Since DeepNovo, SMSNet and Python have different requirements regarding their Python version and other dependencies, we recommend using conda to build virtual environments.

conda env create -n deepnovo -f envs/requirements_deepnovo.yml
conda env create -n smsnet -f envs/requirements_smsnet.yml
conda env create -n pointnovo -f envs/requirements_pointnovo.yml
conda env create -n casanovo -f envs/requirements_casanovo.yml
conda env create -n denovopipeline -f envs/requirements_denovopipeline.yml

Run de novo sequencing tools

Novor will be executed by using DeNovoCLI from DeNovoGUI. It is necessary to provide a parameter file. We recommend using the instructions from DeNovoCLI.

DeepNovo, SMSNet and PointNovo need to be run separately, because they use different dependencies. We provide some pre-trained models, but it is recommended to train models yourself. You can change the model each DeepLearning Tool is using by the command line arguments --smsnet_model, --deepnovo_model and --pointnovo_model

Important: PointNovo and DeepNovo require the *_reformatted_deepnovo.mgf, while SMSNet uses the *reformatted.mgf as input for the prediction.

pNovo3 can only run on Windows and does not work within the pipeline.

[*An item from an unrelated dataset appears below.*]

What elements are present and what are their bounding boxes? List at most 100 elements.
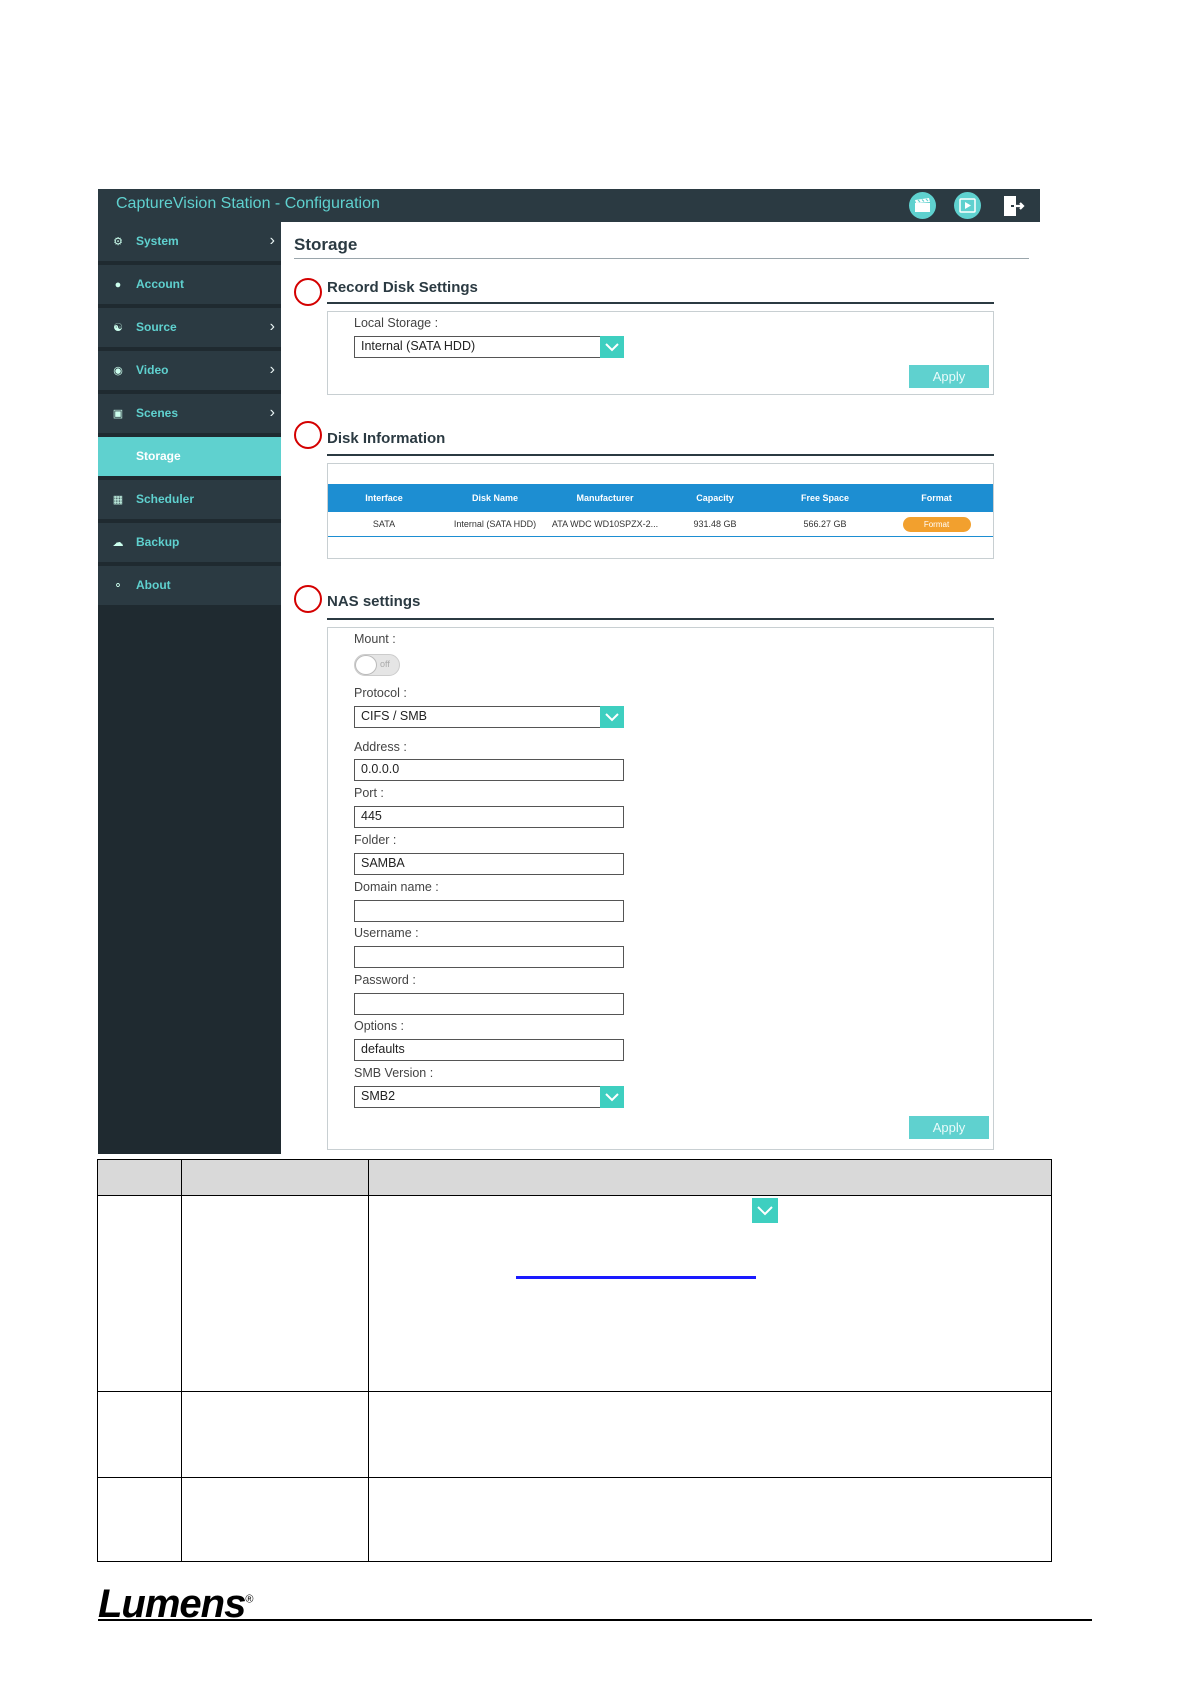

You can run it separately by following the instructions on its website and put its final output in the results directory.

Use following commands

conda activate smsnet
python src/main.py denovo --input example_dataset/YOURDATA_reformatted.mgf --output example_dataset/results --denovogui 1 --smsnet 1


conda activate deepnovo
python src/main.py denovo --input example_dataset/YOURDATA_reformatted_deepnovo.mgf --output example_dataset/results --deepnovo 1


conda activate pointnovo
python src/main.py denovo --input example_dataset/YOURDATA_reformatted_deepnovo.mgf --output example_dataset/results --pointnovo 1


conda activate casanovo
python src/main.py denovo --input example_dataset/YOURDATA_reformatted.mgf --output example_dataset/results --casanovo 1

Postprocessing

After having used all desired utilized all denovo tools, use denovo_summary to generate the summary file. You need to specify the directory where all the de novo results are stored and provide your initial reformatted mgf file to correctly assign the predictions to each spectrum. Additionally, you can specify a feature file from Peptide Shaker to compare your de novo sequencing results with Database results. We recommend using DeNovoGUI and PeptideShaker and exporting the "Default PSM Report with non-validated matches".

conda activate denovopipeline
python src/main.py summary --input example_dataset/YOURDATA_reformatted.mgf --results example_dataset/results/

The summary file will be generated in your results directory and include Spectrum Title, Peptide Prediction, Peptide Score, Single Amino Acid score for each tool. Using database results will also generate information about missing cleavages and noise factor in your spectrum.

Assembly results

For generating additional stats and assemble peptide predictions to contigs using ALPS:

conda activate denovopipeline
python src/main.py assembly --input example_dataset/results/summary.csv

The command will split up the summary file and generate contigs for each tool in results/ALPS_Assembly. Additionally, it will also generate CSVs with information about the Peptide Recall, AA Recall, AA Precision.